恢复中(第1页)
接下来的日子过得比裴宴预想中要快。
寒玉雨的身体在以肉眼可见的速度恢复。铁线草连喝了三天,那张苍白的脸上总算有了点血色,不再是那种纸一样的透白,嘴唇也泛起了淡淡的粉。
走路不用扶木杖了,虽然步子还是慢,但能稳稳当当地在洞里来回走动;吃饭能自己端碗了,不再像头几天那样手指发颤碗沿磕得叮当响。说话的声音也不像之前气若游丝,虽然仍是轻软的调子,但至少不会说两个字就喘半天。
但裴宴也留意到了一些不太寻常的地方。
比如说这人的胃口在渐渐变大。第一天喝半碗粥就推开了,到第四天能扒拉一整碗糙米饭,虽然吃相还是斯斯文文的小口慢咽,但碗底确实干净了。
比如说他夜里翻身的时候,裴宴偶尔能感觉到旁边传来一丝极轻极淡的灵力波动,微弱得像风里飘过的一缕花香,细细凉凉的,一触即逝,像是睡着的人无意识间溢出来的一点点灵力余韵。
裴宴起初以为是自己多心了。
自从破封之后他的五感比从前敏锐了不知多少,夜里风吹草动都能听见,偶尔感知到一些细微的灵气波动也未必是寒玉雨身上的。
但第四天夜里他半梦半醒间听见旁边传来一声低低的闷响,睁眼一看,是寒玉雨在睡梦中翻了个身,手臂从被子里滑出来搭在枯叶堆上。
月光从洞口斜照进来,落在他侧脸上,琥珀色的眸子闭着,睫毛在眼下投着安静的影,呼吸平稳绵长,看上去睡得正沉。
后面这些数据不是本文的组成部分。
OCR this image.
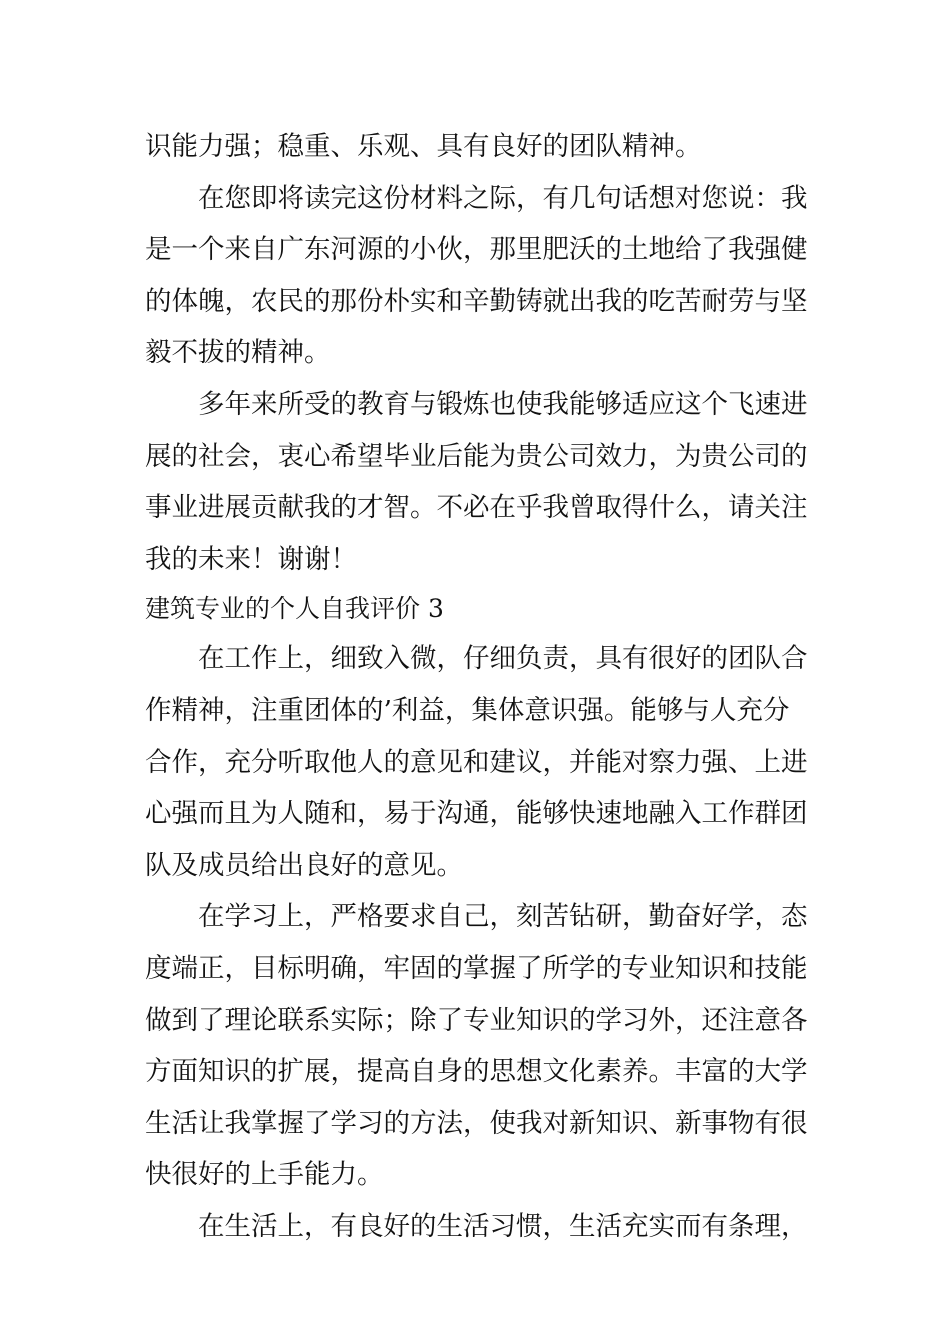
识能力强；稳重、乐观、具有良好的团队精神。
在您即将读完这份材料之际，有几句话想对您说：我
是一个来自广东河源的小伙，那里肥沃的土地给了我强健
的体魄，农民的那份朴实和辛勤铸就出我的吃苦耐劳与坚
毅不拔的精神。
多年来所受的教育与锻炼也使我能够适应这个飞速进
展的社会，衷心希望毕业后能为贵公司效力，为贵公司的
事业进展贡献我的才智。不必在乎我曾取得什么，请关注
我的未来！谢谢！
建筑专业的个人自我评价 3
在工作上，细致入微，仔细负责，具有很好的团队合
作精神，注重团体的’利益，集体意识强。能够与人充分
合作，充分听取他人的意见和建议，并能对察力强、上进
心强而且为人随和，易于沟通，能够快速地融入工作群团
队及成员给出良好的意见。
在学习上，严格要求自己，刻苦钻研，勤奋好学，态
度端正，目标明确，牢固的掌握了所学的专业知识和技能
做到了理论联系实际；除了专业知识的学习外，还注意各
方面知识的扩展，提高自身的思想文化素养。丰富的大学
生活让我掌握了学习的方法，使我对新知识、新事物有很
快很好的上手能力。
在生活上，有良好的生活习惯，生活充实而有条理，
但裴宴确定自己捕捉到了那一瞬间从他指尖溢散出来的、清凉如水的灵力余韵,像一滴露珠落入平静的湖面,漾开几圈透明的涟漪又归于沉寂。
很淡,很轻,但确确实实存在。
裴宴看了他片刻,没有出声,也没有动。
他借着月光多看了一会儿那张安静的睡脸——
寒玉雨睡觉的时候跟他醒着完全是两个模样,醒着的时候总端着,脊背挺得笔直,下巴微收,表情清冷端方,连说话都俭省。
可睡着了就整个松下来,蜷着,脸往臂弯里埋,手指松松地搭在枕边,嘴唇微微张开一点,像个没什么防备的小孩。
裴宴的目光从他睫毛滑到鼻梁又滑到微微张开的唇缝,心头跳了一下,赶紧别开眼去。
他重新闭眼,把那点灵力余韵的事记在了心里,没有追问。
第二天早上他照常去镇上,最近他总往那边跑,用森林里猎到的灵兽皮毛和药材换取米面油盐和被褥,为日后多做些打算。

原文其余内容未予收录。